Environ 60 à 70 % des précipitations qui arrosent le Bassin du Congo sont recyclées au niveau régional souligne le rapport auquel ont pris part des scientifiques et figures telles que le Professeur Lee White. Ce cycle, ajoutent les scientifiques dans leur rapport, maintient à l’intérieur des terres un flux permanent d’humidité provenant de l’océan Atlantique.
Ce phénomène climatique repose sur les forêts de la région présentées par les scientifiques comme étant le véritable « moteur vert » de ces précipitations, grâce à leur capacité à faire baisser la température de la surface terrestre par l’évapotranspiration et le recyclage de l’humidité atmosphérique.
La géologie de la région, sa position sur l’équateur et l’immense superficie de ses forêts, sont les composantes essentielles du régime climatique et hydrologique de l’Afrique.

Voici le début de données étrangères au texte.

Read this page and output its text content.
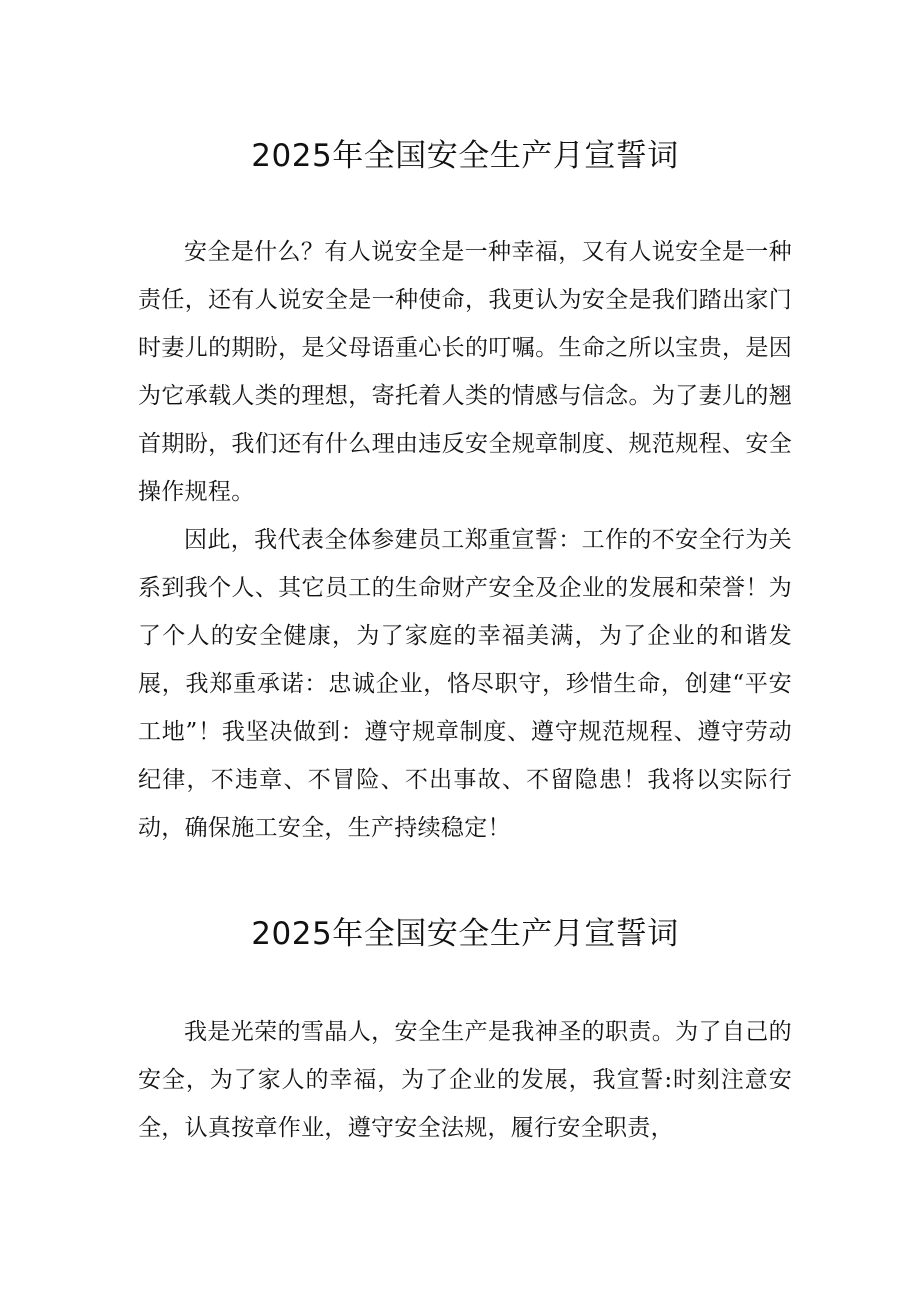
2025年全国安全生产月宣誓词

安全是什么？有人说安全是一种幸福，又有人说安全是一种责任，还有人说安全是一种使命，我更认为安全是我们踏出家门时妻儿的期盼，是父母语重心长的叮嘱。生命之所以宝贵，是因为它承载人类的理想，寄托着人类的情感与信念。为了妻儿的翘首期盼，我们还有什么理由违反安全规章制度、规范规程、安全操作规程。

因此，我代表全体参建员工郑重宣誓：工作的不安全行为关系到我个人、其它员工的生命财产安全及企业的发展和荣誉！为了个人的安全健康，为了家庭的幸福美满，为了企业的和谐发展，我郑重承诺：忠诚企业，恪尽职守，珍惜生命，创建“平安工地”！我坚决做到：遵守规章制度、遵守规范规程、遵守劳动纪律，不违章、不冒险、不出事故、不留隐患！我将以实际行动，确保施工安全，生产持续稳定！

2025年全国安全生产月宣誓词

我是光荣的雪晶人，安全生产是我神圣的职责。为了自己的安全，为了家人的幸福，为了企业的发展，我宣誓:时刻注意安全，认真按章作业，遵守安全法规，履行安全职责，
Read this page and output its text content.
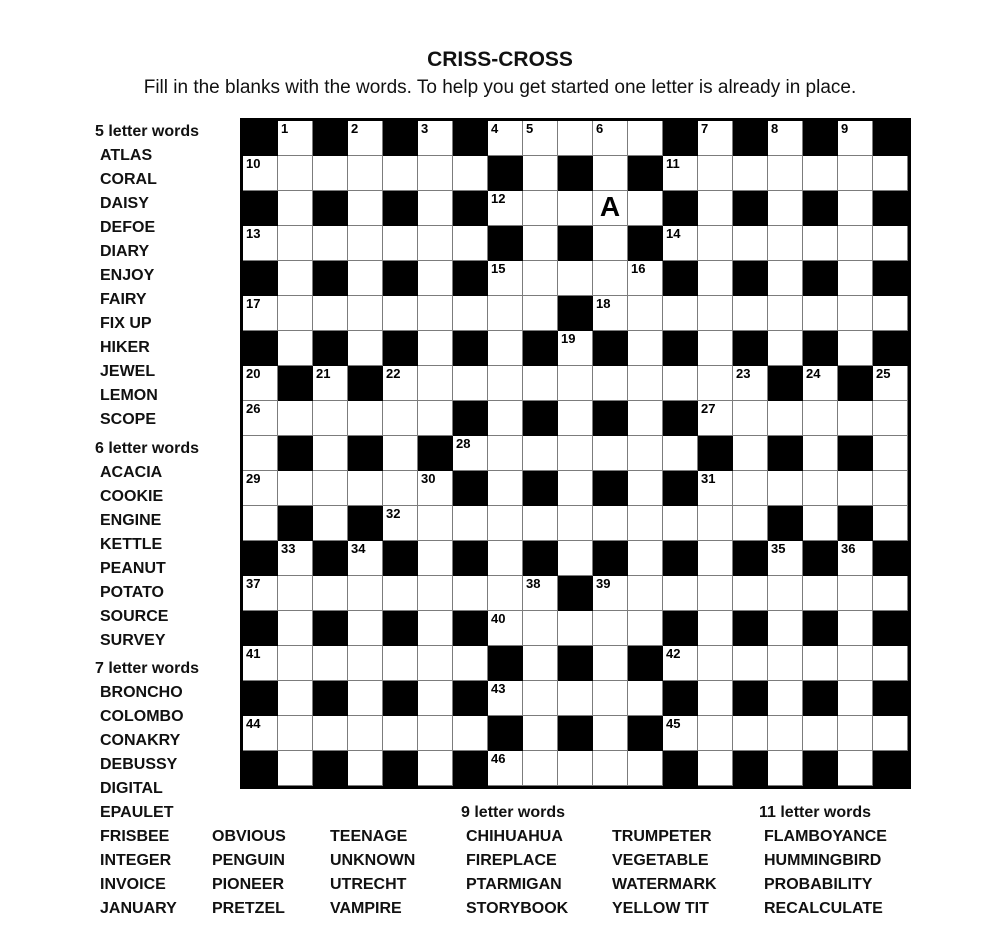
CRISS-CROSS
Fill in the blanks with the words. To help you get started one letter is already in place.
1	2	3	4 5	6	7	8	9
10	11
12	A
13	14
15	16
17	18
19
20	21	22	23	24	25
26	27
28
29	30	31
32
33	34	35	36
37	38	39
40
41	42
43
44	45
46
5 letter words
ATLAS
CORAL
DAISY
DEFOE
DIARY
ENJOY
FAIRY
FIX UP
HIKER
JEWEL
LEMON
SCOPE
6 letter words
ACACIA
COOKIE
ENGINE
KETTLE
PEANUT
POTATO
SOURCE
SURVEY
7 letter words
BRONCHO
COLOMBO
CONAKRY
DEBUSSY
DIGITAL
EPAULET
FRISBEE
INTEGER
INVOICE
JANUARY
OBVIOUS
PENGUIN
PIONEER
PRETZEL
TEENAGE
UNKNOWN
UTRECHT
VAMPIRE
9 letter words
CHIHUAHUA
FIREPLACE
PTARMIGAN
STORYBOOK
TRUMPETER
VEGETABLE
WATERMARK
YELLOW TIT
11 letter words
FLAMBOYANCE
HUMMINGBIRD
PROBABILITY
RECALCULATE
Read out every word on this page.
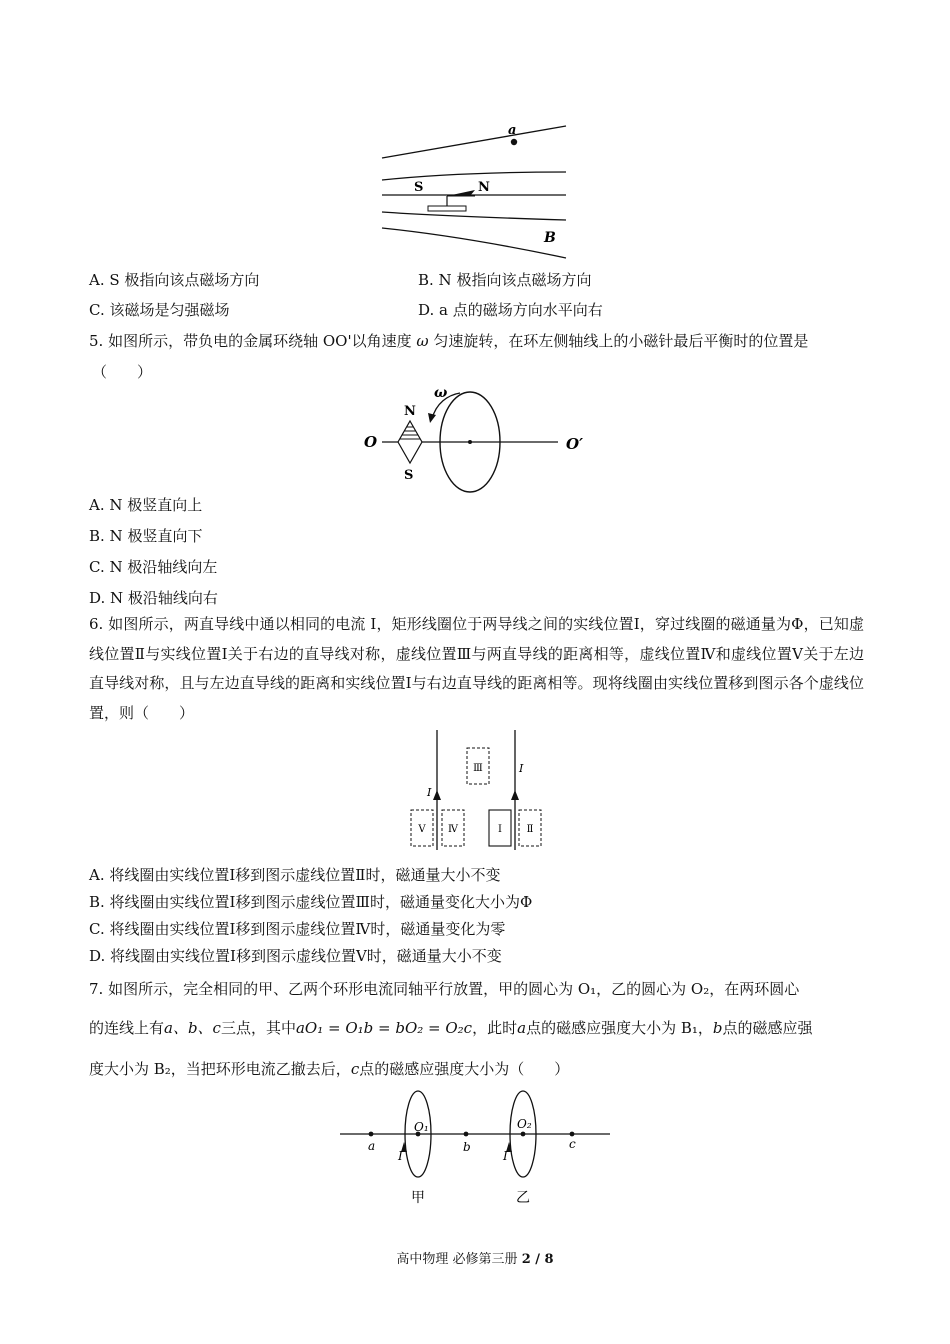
a
S	N
B
A. S 极指向该点磁场方向	B. N 极指向该点磁场方向
C. 该磁场是匀强磁场	D. a 点的磁场方向水平向右
5. 如图所示，带负电的金属环绕轴 OO'以角速度 ω 匀速旋转，在环左侧轴线上的小磁针最后平衡时的位置是
（　　）
ω
N
S
O	O′
A. N 极竖直向上
B. N 极竖直向下
C. N 极沿轴线向左
D. N 极沿轴线向右
6. 如图所示，两直导线中通以相同的电流 I，矩形线圈位于两导线之间的实线位置Ⅰ，穿过线圈的磁通量为Φ，已知虚线位置Ⅱ与实线位置Ⅰ关于右边的直导线对称，虚线位置Ⅲ与两直导线的距离相等，虚线位置Ⅳ和虚线位置Ⅴ关于左边直导线对称，且与左边直导线的距离和实线位置Ⅰ与右边直导线的距离相等。现将线圈由实线位置移到图示各个虚线位置，则（　　）
I
I
Ⅲ
Ⅴ Ⅳ	Ⅰ Ⅱ
A. 将线圈由实线位置Ⅰ移到图示虚线位置Ⅱ时，磁通量大小不变
B. 将线圈由实线位置Ⅰ移到图示虚线位置Ⅲ时，磁通量变化大小为Φ
C. 将线圈由实线位置Ⅰ移到图示虚线位置Ⅳ时，磁通量变化为零
D. 将线圈由实线位置Ⅰ移到图示虚线位置Ⅴ时，磁通量大小不变
7. 如图所示，完全相同的甲、乙两个环形电流同轴平行放置，甲的圆心为 O₁，乙的圆心为 O₂，在两环圆心
的连线上有a、b、c三点，其中aO₁ = O₁b = bO₂ = O₂c，此时a点的磁感应强度大小为 B₁，b点的磁感应强
度大小为 B₂，当把环形电流乙撤去后，c点的磁感应强度大小为（　　）
a	b	c
O₁	O₂
I	I
甲	乙
高中物理 必修第三册 2 / 8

C’est, souligne le rapport, cette combinaison des facteurs qui permet au bassin du Congo de pomper l’eau qui irrigue tout le continent sur des milliers de kilomètres jusqu’en Égypte et d’autres pays d’Afrique de l’Est, du Nord et de l’Ouest exposés au stress hydrique.
Cette dynamique hydrologique a un rôle capital sur la pratique de l’agriculture, donc la lutte contre la faim en Afrique, l’équilibre de la vie pour des millions de personnes à travers le continent et par effet d’entraînement, l’accès à l’eau.
Dans un passé récent, le Professeur Lee White alors ministre des Eaux et Forêts du Gabon, au cours d’une rencontre sous-régionale prévenait déjà sur le rôle stratégique des forêts du bassin du Congo pour l’équilibre naturel des précipitations dans le reste du continent et la lutte contre la désertification. Sa vision des choses vient d’être confirmée.
Cette convergence invite cependant décideurs politiques, bailleurs de fonds internationaux, scientifiques, ONGs, populations à travailler main dans la main pour la consolidation des acquis en termes de préservation de la biodiversité et la recherche scientifique sur le bassin du Congo.